I'm studying linear algebra using Axler's text and am stuck on 6.17.
The problem is: Prove that if $P \in \mathcal{L}(V)$ is such that $P^2 = P$ and every vector in $\operatorname{null} P$ is orthogonal to every vector in
$\operatorname{range} P$, then $P$ is an orthogonal projection.
My proof so far: Suppose $P \in \mathcal{L}(V)$ is such that $P^2 = P$ and every vector in $\operatorname{null} P$ is orthogonal to every vector in
$\operatorname{range} P$. Let $v \in P$. We have a decomposition $V = \operatorname{range} T \oplus \operatorname{null} T
= \operatorname{range} T \oplus (\operatorname{range} T)^\perp$. Then each vector $v \in V$ can be uniquely represented in the form
$v = u + w$ where $u \in \operatorname{null} P$ and $w \in \operatorname{range} P$.

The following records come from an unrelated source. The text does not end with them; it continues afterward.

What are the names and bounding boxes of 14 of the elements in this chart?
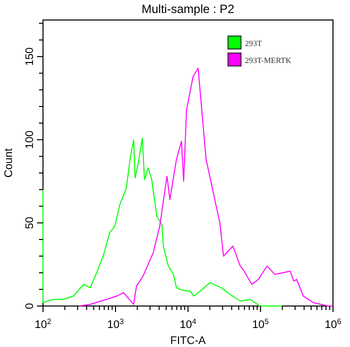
legend-label: 293T bbox=[245, 39, 262, 48]
x-tick-label: 10$^{6}$ bbox=[324, 316, 342, 331]
x-tick-label: 10$^{3}$ bbox=[107, 316, 124, 331]
x-tick-label: 10$^{2}$ bbox=[34, 316, 52, 331]
y-tick-label: 0 bbox=[24, 302, 36, 310]
x-axis-title: FITC-A bbox=[170, 335, 206, 347]
legend-label: 293T-MERTK bbox=[245, 56, 292, 65]
x-tick-label: 10$^{4}$ bbox=[180, 316, 197, 331]
y-axis-title: Count bbox=[3, 148, 15, 178]
y-tick-label: 100 bbox=[24, 130, 36, 149]
x-tick-label: 10$^{5}$ bbox=[252, 316, 269, 331]
chart-title: Multi-sample : P2 bbox=[142, 2, 235, 16]
y-tick-label: 150 bbox=[24, 47, 36, 66]
y-tick-label: 50 bbox=[24, 216, 36, 229]
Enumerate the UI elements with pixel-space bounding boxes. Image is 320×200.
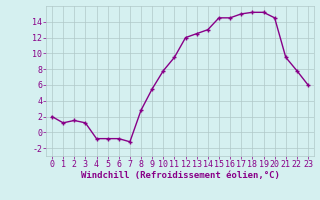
X-axis label: Windchill (Refroidissement éolien,°C): Windchill (Refroidissement éolien,°C) (81, 171, 279, 180)
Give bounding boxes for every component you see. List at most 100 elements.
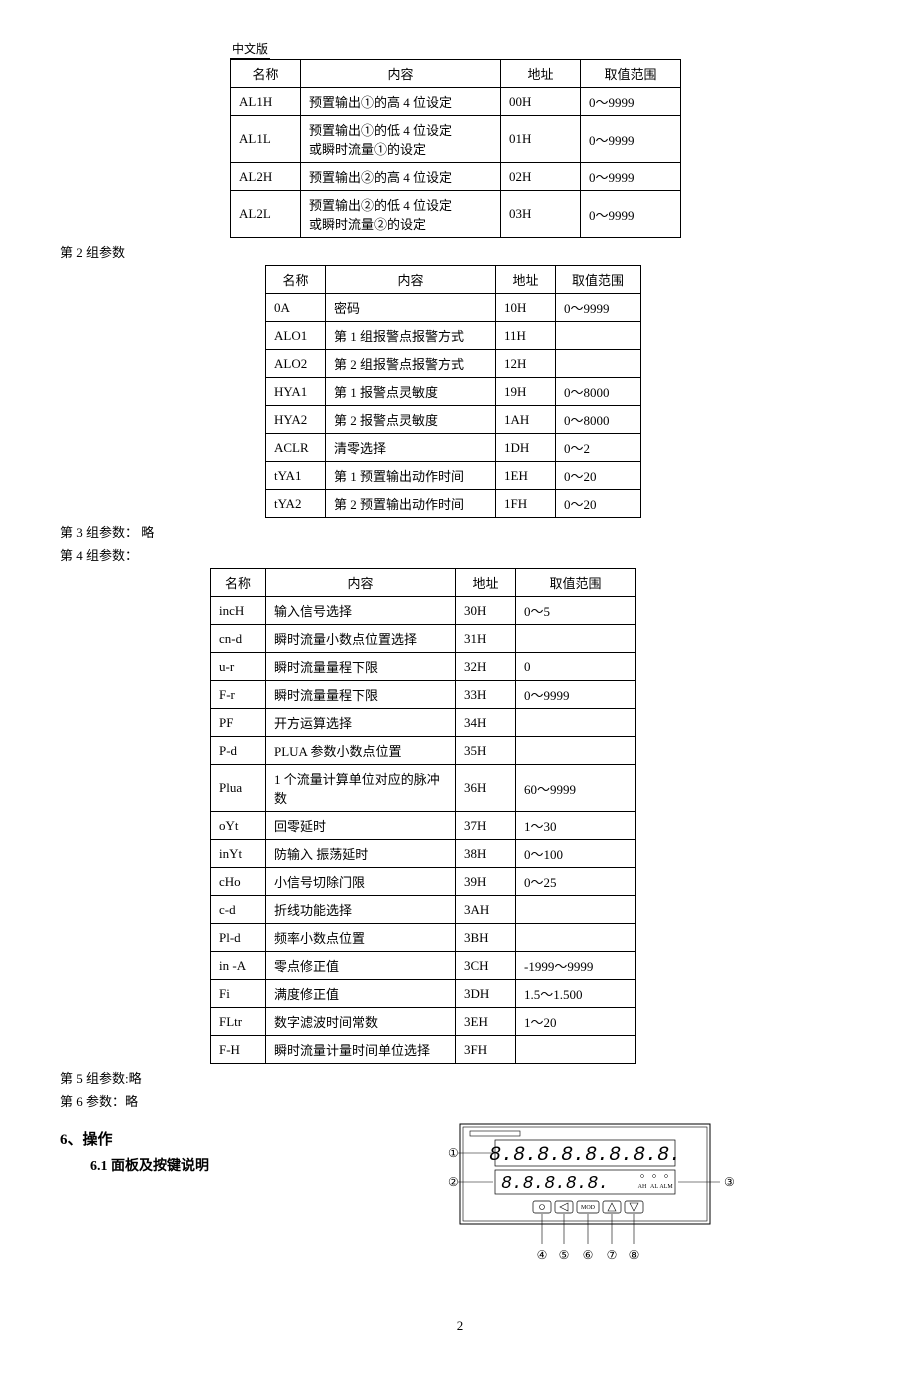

We have $Pv=P(u + w)=Pu+Pw=Pw=P^2w$.
I would appreciate some hints on how to finish my proof. I have the idea that from here, we can derive that $P(u+w)=w$ which would complete the proof (please correct me if I'm wrong).
To begin with, a hint on how $P^2 = P$ is useful would be very helpful.
Best Answer
Hint:
You know that $w$ is in the range of $P$, and so $w = Px$ for some $x \in V$.
Try using this and the fact that $P^2 = P$.